Tuesday, January 10, 2012

Co-op Science Weeks 13, 14, 15

Oops!  I thought I'd get around to writing these up over Christmas break, but I was too busy Christmassing.  And, alas, I seem to not have notes about what we did, which is annoying, because there were some things that were worth passing on to other people trying to lead a co-op class for this age group.

Week 13 was another class on Light, using experiments from a book series which, unfortunately, I don't have written down.  One of those science series that looks so good on the shelf, the photos are so cool and the directions so clear ... and the experiments don't actually work.  Such a fail.  Unfortunately we were doing the experiments on the fly during class since I thought that it would be a good chance for the kids to learn to read about and set up this stuff.  Wow, I didn't expect every. single. one. to fail.

I think this was the week that I lit a candle in a darkened room and we looked at it through 2 popsicle sticks held close together (idea I found online).  We also tried looking at it with our eyes squinted up so we were seeing it though our eyelashes.  Then I handed out refraction glasses I'd gotten cheap online (again, sorry, no memory of the vendor, but I got a box of 15 or 20 for a cheap price and quick delivery off of Amazon.com).   Annabeth took a picture of our Christmas tree by holding a pair of glasses up to the camera.  For the record, our tree has white lights only.

Week 14 was on Sound.  I had tried several cool looking experiments from  the book on Sound from the above series ... again, failure.  Fortunately I figured this out at home, so I came up with some alternatives.

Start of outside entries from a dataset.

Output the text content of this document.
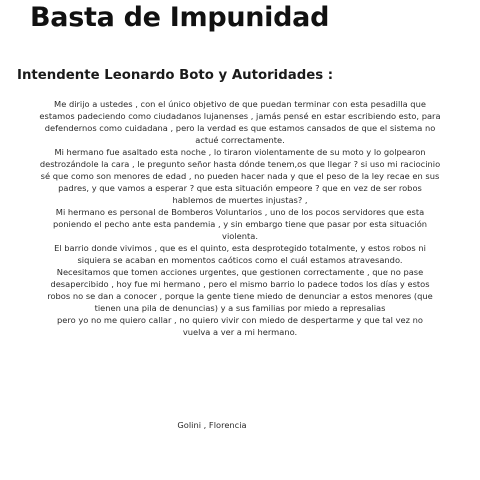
Basta de Impunidad
Intendente Leonardo Boto y Autoridades :
Me dirijo a ustedes , con el único objetivo de que puedan terminar con esta pesadilla que
estamos padeciendo como ciudadanos lujanenses , jamás pensé en estar escribiendo esto, para
defendernos como cuidadana , pero la verdad es que estamos cansados de que el sistema no
actué correctamente.
Mi hermano fue asaltado esta noche , lo tiraron violentamente de su moto y lo golpearon
destrozándole la cara , le pregunto señor hasta dónde tenem,os que llegar ? si uso mi raciocinio
sé que como son menores de edad , no pueden hacer nada y que el peso de la ley recae en sus
padres, y que vamos a esperar ? que esta situación empeore ? que en vez de ser robos
hablemos de muertes injustas? ,
Mi hermano es personal de Bomberos Voluntarios , uno de los pocos servidores que esta
poniendo el pecho ante esta pandemia , y sin embargo tiene que pasar por esta situación
violenta.
El barrio donde vivimos , que es el quinto, esta desprotegido totalmente, y estos robos ni
siquiera se acaban en momentos caóticos como el cuál estamos atravesando.
Necesitamos que tomen acciones urgentes, que gestionen correctamente , que no pase
desapercibido , hoy fue mi hermano , pero el mismo barrio lo padece todos los días y estos
robos no se dan a conocer , porque la gente tiene miedo de denunciar a estos menores (que
tienen una pila de denuncias) y a sus familias por miedo a represalias
pero yo no me quiero callar , no quiero vivir con miedo de despertarme y que tal vez no
vuelva a ver a mi hermano.

Golini , Florencia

I took in a slinky to show the difference between longitudinal and transverse waves; also, we could see the "echo".  

We set up dominoes to show the difference between sound going through a liquid and air (dominoes closer together represent a solid, farther apart represent air -- which group falls faster?).  The dominoes took FOREVER to set up, and about 10 seconds to knock over.  The girls in the group did okay with it, but the boys complained it was boring.  I also gave a brief discussion about how sometimes science IS boring, or at least seems that way -- you have to do all this detailed work to figure stuff out, and it can seem tedious at times.  

We blew across bottles (I had learned last year that plastic water bottles are tough to do this with due to the flimsy plastic, so I had collected both glass bottles and more rigid plastic bottles from sparkling mineral water, and took in a huge assortment).

We stretched plastic over a bowl, put blue sugar sprinkles on top, then made noise to make the sugar sprinkles jump with the vibrations.

And week 15 was the final week before Christmas break.  We had a half day of co-op, and a party starting at noon.  I suspected the kids were going to be a little wound up in our midmorning class, so we did an engineering challenge -- how high can you build a structure using uncooked spaghetti and mini marshmallows?  They worked in groups, usually on some sort of plastic tablecloth to help prevent marshmallow smashing into sticky messes on the table tops.

Wow, they LOVED this activity, and could've worked on it for hours and hours.  And it was so fun to hear their discussions about how to accomplish their building visions.  My biggest regret is that we did this in an upstairs room, so we couldn't easily show off their creations -- we needed to either make them on something that could be transported to the common area where we later held the party, or else have made them in that area in the first place.  For the record, the structures tended to sag over time.  Also, not only did kids want to eat the marshmallows**, they wanted to eat the dry spaghetti.

**"Okay, understand this -- you have a FINITE number of marshmallows.  You do know what 'finite' means, right?"  Oddly, several of them didn't. So we had to define that, then discuss the implication that if they ate a bunch of their group's marshmallows, they would not have as many marshmallows to build with, and thus probably have a smaller tower.